COGS est l’acronyme de « Cost of Goods Sold », que l’on peut traduire par coût des marchandises vendues ou coût des produits vendus. Cet indicateur mesure les coûts directement engagés pour acheter ou fabriquer les biens effectivement vendus pendant une période donnée. Il est principalement utilisé par les entreprises commerciales, les e-commerçants, les marques et les fabricants pour déterminer la marge brute générée par leur activité.
Pour un e-commerçant qui achète des produits finis auprès d’un fournisseur, le COGS correspond généralement au prix d’achat des articles vendus, auquel peuvent être ajoutés certains coûts directement nécessaires pour rendre ces produits disponibles à la vente. Il peut notamment inclure le transport d’approvisionnement, les droits de douane, les frais d’importation ou certains coûts de conditionnement. En revanche, les dépenses publicitaires, les commissions de paiement, les frais administratifs et les salaires des fonctions support ne sont normalement pas compris dans le COGS.
Il ne faut pas confondre le COGS avec le montant total des achats réalisés pendant l’année. Si une entreprise achète 10 000 produits mais n’en vend que 6 000, le coût des 4 000 articles restants demeure inscrit dans ses stocks. Seule la valeur des 6 000 unités effectivement vendues participe au COGS de la période.
Le calcul peut être résumé ainsi : stock initial, augmenté des achats et coûts de production de la période, puis diminué du stock final. Cette méthode permet de rattacher au chiffre d’affaires uniquement le coût des produits qui ont réellement généré les ventes.

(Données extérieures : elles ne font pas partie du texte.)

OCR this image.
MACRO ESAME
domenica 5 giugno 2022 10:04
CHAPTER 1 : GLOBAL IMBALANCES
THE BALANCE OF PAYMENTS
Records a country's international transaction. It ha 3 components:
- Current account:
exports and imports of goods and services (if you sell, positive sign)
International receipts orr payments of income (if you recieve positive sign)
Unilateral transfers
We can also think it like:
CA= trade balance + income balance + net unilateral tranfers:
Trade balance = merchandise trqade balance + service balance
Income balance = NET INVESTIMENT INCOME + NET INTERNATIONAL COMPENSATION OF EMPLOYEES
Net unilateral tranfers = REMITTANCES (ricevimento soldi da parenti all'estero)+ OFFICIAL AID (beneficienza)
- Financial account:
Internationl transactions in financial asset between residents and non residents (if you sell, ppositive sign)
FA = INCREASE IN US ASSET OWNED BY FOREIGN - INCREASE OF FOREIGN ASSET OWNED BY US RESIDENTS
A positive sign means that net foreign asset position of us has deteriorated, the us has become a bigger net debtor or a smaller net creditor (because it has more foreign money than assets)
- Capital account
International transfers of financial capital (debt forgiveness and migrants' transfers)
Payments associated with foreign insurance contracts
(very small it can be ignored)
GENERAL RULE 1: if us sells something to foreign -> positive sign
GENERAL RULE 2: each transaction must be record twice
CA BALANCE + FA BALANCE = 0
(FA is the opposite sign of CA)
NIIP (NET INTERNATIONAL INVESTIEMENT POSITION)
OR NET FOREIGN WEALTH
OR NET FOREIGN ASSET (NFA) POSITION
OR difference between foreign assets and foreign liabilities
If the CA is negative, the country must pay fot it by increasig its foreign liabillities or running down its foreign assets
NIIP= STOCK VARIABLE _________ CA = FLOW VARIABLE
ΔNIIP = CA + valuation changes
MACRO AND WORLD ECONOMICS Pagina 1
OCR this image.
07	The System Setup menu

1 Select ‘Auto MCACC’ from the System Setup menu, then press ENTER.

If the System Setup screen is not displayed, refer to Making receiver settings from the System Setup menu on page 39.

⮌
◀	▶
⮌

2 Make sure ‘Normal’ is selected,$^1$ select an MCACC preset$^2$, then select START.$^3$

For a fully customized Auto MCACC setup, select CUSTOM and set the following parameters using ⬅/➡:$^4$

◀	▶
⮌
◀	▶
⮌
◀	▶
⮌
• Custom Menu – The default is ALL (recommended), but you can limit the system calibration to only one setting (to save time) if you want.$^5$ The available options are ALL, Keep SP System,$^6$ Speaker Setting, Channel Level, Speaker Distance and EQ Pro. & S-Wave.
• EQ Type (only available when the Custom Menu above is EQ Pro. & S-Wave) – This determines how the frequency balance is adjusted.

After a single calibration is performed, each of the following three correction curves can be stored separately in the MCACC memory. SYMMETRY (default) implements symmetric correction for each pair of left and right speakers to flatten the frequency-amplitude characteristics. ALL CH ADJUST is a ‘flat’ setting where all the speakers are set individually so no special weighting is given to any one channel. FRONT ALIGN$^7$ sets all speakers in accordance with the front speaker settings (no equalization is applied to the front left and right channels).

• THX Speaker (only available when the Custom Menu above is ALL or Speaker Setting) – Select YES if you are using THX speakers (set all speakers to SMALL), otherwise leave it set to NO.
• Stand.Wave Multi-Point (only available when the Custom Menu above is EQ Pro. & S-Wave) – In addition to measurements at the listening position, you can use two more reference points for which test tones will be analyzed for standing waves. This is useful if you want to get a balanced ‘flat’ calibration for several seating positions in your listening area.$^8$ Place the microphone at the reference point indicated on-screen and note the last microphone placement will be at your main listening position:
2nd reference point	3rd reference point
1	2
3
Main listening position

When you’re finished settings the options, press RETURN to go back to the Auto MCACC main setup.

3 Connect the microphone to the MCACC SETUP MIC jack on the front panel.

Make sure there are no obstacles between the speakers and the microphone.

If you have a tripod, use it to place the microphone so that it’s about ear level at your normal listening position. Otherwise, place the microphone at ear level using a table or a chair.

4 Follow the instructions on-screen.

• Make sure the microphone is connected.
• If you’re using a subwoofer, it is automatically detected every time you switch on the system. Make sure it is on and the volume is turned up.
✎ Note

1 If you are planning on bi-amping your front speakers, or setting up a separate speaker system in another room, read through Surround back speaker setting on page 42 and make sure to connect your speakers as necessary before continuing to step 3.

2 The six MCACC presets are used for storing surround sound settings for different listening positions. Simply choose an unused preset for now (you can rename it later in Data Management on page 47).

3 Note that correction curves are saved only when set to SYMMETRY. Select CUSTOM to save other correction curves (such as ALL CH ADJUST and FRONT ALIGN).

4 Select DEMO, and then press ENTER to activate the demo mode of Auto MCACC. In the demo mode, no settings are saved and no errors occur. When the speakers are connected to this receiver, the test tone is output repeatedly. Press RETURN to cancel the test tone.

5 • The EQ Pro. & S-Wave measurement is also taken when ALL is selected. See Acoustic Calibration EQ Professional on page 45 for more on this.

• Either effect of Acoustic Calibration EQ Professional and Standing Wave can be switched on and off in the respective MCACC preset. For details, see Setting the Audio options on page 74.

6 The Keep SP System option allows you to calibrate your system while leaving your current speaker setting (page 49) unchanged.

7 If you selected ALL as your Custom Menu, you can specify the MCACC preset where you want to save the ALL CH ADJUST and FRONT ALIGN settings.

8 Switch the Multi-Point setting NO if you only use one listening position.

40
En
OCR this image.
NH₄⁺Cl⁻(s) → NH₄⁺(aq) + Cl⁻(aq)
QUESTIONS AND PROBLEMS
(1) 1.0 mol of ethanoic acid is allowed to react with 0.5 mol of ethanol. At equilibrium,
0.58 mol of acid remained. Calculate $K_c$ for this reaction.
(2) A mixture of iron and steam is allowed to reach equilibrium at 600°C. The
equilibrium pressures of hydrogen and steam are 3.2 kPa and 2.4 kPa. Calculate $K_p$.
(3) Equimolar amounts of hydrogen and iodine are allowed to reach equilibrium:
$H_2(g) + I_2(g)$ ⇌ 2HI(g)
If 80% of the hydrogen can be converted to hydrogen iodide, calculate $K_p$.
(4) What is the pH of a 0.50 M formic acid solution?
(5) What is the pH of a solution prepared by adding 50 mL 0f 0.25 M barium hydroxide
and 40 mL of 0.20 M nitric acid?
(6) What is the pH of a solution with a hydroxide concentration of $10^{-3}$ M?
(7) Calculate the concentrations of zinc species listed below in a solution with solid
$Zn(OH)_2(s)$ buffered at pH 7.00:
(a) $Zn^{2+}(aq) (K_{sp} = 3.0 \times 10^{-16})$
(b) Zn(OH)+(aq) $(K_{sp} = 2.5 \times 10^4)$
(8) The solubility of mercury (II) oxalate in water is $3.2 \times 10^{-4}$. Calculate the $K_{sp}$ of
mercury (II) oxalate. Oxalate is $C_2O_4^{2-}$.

Prenons une boutique qui commence l’année avec 30 000 euros de stock. Elle achète ensuite pour 100 000 euros de marchandises et termine l’exercice avec 25 000 euros de stock. Son COGS atteint 105 000 euros. Si elle réalise 180 000 euros de chiffre d’affaires hors taxes, sa marge brute s’élève à 75 000 euros, soit environ 41,7 % du chiffre d’affaires.
Le COGS est essentiel pour comparer la performance de différentes catégories, marketplaces ou périodes. Un chiffre d’affaires en hausse peut masquer une dégradation de la marge si le coût d’achat progresse plus rapidement que les prix de vente.
La fiabilité de l’indicateur dépend toutefois de la qualité du suivi des stocks. Les pertes, produits endommagés, écarts d’inventaire, retours et frais d’importation doivent être correctement affectés. Une mauvaise valorisation du stock final peut fausser à la fois le COGS, la marge et le résultat comptable.
Pour piloter correctement un e-commerce, le COGS doit ensuite être complété par les commissions de marketplace, la logistique, la publicité et les retours. Il mesure la marge brute liée au produit, mais pas encore la rentabilité complète de la commande.